Quebec increases aid for flood victims

Preliminary estimates suggest damages will cost $350 million

MONTREAL — The amount of financial assistance available for people dealing specifically with the aftermath of heavy flooding this year has been topped up, the Quebec government announced Wednesday.

Premier Philippe Couillard told a news conference the province’s preliminary estimates suggest damages will cost $350 million.

Thousands of Quebecers will likely be seeking help after record April rainfall caused extensive flooding across the province, ruining homes and businesses.

Among the new rules, the maximum amount paid out for the replacement of a home destroyed by floods is being increased to $200,000 from $160,000, with the possibility of an extra $50,000 for the land.

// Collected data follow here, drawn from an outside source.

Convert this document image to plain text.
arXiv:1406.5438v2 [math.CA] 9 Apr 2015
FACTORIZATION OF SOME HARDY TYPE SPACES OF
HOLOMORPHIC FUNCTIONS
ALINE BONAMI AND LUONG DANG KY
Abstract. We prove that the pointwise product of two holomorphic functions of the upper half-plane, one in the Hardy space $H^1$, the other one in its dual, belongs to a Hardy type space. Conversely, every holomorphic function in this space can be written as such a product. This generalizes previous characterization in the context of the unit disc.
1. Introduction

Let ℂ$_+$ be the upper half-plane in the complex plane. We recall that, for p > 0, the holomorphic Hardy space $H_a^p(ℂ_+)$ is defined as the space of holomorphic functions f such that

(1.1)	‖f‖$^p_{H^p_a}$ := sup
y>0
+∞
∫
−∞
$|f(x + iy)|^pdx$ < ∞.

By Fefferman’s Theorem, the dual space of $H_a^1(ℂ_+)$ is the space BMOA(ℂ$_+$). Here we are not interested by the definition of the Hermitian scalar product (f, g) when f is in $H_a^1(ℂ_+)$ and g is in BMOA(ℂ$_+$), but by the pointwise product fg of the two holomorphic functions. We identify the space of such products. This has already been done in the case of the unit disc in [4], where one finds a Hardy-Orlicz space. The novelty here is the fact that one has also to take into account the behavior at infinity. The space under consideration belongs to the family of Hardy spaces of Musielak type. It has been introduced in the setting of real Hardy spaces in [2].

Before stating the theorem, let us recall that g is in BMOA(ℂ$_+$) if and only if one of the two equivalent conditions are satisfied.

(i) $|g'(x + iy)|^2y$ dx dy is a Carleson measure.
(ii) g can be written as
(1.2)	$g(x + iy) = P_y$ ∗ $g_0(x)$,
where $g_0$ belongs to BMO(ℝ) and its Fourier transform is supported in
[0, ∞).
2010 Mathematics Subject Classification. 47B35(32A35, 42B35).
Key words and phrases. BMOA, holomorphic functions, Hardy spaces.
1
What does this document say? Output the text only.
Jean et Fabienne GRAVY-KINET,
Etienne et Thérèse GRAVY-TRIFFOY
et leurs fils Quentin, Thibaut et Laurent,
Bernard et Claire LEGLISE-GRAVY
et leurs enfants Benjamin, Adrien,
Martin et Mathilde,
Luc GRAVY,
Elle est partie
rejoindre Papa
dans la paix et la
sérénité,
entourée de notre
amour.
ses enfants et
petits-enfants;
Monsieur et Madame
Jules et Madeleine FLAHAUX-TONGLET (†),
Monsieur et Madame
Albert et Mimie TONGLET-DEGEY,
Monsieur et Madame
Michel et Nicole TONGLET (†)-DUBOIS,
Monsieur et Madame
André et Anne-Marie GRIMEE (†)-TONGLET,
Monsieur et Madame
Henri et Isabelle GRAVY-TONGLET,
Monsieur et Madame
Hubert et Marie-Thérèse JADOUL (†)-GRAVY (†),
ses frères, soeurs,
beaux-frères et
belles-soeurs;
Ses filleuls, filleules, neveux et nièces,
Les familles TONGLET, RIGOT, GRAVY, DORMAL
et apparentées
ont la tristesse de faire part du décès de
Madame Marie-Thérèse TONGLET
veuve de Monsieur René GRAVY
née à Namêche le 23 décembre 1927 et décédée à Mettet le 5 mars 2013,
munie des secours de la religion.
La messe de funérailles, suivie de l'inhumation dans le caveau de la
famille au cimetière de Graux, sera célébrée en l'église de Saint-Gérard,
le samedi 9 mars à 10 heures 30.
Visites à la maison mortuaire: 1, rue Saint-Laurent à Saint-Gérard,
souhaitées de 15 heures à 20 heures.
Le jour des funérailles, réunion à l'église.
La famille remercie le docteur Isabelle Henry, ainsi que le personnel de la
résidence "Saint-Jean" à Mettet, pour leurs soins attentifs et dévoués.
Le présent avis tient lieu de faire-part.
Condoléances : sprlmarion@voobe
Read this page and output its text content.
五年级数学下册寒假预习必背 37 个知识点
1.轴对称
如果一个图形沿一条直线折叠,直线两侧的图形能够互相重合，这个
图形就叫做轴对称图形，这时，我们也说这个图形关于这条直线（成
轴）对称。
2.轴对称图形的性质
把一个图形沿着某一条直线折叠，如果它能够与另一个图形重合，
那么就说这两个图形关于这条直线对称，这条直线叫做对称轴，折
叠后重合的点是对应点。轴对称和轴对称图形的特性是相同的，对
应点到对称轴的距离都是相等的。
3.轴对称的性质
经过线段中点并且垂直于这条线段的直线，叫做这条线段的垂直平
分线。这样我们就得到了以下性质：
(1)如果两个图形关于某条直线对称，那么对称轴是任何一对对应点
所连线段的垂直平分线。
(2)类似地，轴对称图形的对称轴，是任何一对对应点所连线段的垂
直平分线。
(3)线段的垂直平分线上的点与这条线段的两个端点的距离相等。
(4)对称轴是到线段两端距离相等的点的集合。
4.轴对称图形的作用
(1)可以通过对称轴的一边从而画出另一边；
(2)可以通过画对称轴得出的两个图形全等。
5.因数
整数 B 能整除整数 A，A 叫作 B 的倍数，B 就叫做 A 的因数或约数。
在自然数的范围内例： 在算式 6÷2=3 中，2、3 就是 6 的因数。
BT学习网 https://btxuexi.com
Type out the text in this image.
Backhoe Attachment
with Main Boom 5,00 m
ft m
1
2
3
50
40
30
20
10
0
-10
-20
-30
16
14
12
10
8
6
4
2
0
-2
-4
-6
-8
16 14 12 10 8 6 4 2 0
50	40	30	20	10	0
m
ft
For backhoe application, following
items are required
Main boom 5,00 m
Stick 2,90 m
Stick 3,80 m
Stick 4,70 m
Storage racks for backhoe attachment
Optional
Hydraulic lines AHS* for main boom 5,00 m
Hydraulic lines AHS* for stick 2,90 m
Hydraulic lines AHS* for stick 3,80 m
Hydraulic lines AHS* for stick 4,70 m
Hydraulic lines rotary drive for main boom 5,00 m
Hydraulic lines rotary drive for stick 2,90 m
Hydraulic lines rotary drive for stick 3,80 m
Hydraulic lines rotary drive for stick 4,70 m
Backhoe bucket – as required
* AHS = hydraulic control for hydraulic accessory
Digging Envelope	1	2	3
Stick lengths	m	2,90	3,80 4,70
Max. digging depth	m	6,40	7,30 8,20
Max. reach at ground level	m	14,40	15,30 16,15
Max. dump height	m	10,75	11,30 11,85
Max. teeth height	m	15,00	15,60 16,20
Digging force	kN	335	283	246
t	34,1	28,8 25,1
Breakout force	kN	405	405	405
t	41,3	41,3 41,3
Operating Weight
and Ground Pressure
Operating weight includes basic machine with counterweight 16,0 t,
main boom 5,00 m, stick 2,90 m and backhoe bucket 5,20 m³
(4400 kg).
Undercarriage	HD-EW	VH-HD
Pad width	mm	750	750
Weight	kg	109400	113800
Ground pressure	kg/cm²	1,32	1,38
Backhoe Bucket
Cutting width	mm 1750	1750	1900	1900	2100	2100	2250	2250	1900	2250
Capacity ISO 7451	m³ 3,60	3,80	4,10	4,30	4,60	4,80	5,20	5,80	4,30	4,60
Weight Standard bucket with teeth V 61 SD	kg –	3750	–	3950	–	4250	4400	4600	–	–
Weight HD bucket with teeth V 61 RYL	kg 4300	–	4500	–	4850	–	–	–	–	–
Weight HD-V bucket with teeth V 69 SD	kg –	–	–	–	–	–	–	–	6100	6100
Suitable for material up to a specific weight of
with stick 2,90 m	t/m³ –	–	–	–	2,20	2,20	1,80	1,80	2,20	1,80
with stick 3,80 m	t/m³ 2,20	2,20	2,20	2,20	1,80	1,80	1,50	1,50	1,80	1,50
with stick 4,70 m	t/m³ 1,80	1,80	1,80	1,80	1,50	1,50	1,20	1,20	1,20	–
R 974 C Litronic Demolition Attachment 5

That $200,000 cap will also apply to repairs, while the percentage of amounts covered is being increased to 90 per cent from 80 per cent.

The money being doled out for other material losses is being increased and the province says owners of rental properties are also eligible.

The new measures announced Wednesday apply to this spring’s flooding, which the premier qualified as exceptional.

While the maximum amounts aren’t likely to cover the cost of rebuilding a home, Couillard said there has to be a limit.

“There is no program anywhere without a ceiling, you have to control expenses at some point,” he said. “It’s not an insignificant amount (as much as $250,000), I realize that in certain very expensive homes, it’s not going to cover everything, but if you look at the income of Quebecers … it will cover a significant share of the population.”

Public Security Minister Martin Coiteux said the compensation program as a whole is also being revised.

Meanwhile, Coiteux and other ministers will look at planning for the future — in particular new development projects in areas deemed to be flood risks.

But the premier said forcing people from their homes is out of the question. If homeowners want to move, it will be their choice but they will be allowed to rebuild as long as municipal zoning laws permit, he added.

“I’m respectful of people — I visited Pointe-Gatineau (a district in western Quebec), it’s low-to-middle-income people there and some of them have been living there for three generations,” Couillard said. “I’m not going to tell them: ‘Please pack your things, we’re moving you away.’

“That’s not they way we’re going to behave with citizens.”

Couillard said the province’s improved financial situation will allow the province to shoulder the costs without affecting its balanced budget.

The province said it has paid out $3.6 million so far in financial assistance, with the pace of payouts working out to $450,000 per day.

Civil security officials say just more than 4,000 residences are affected by flooding and about 3,500 people remain evacuated from their homes.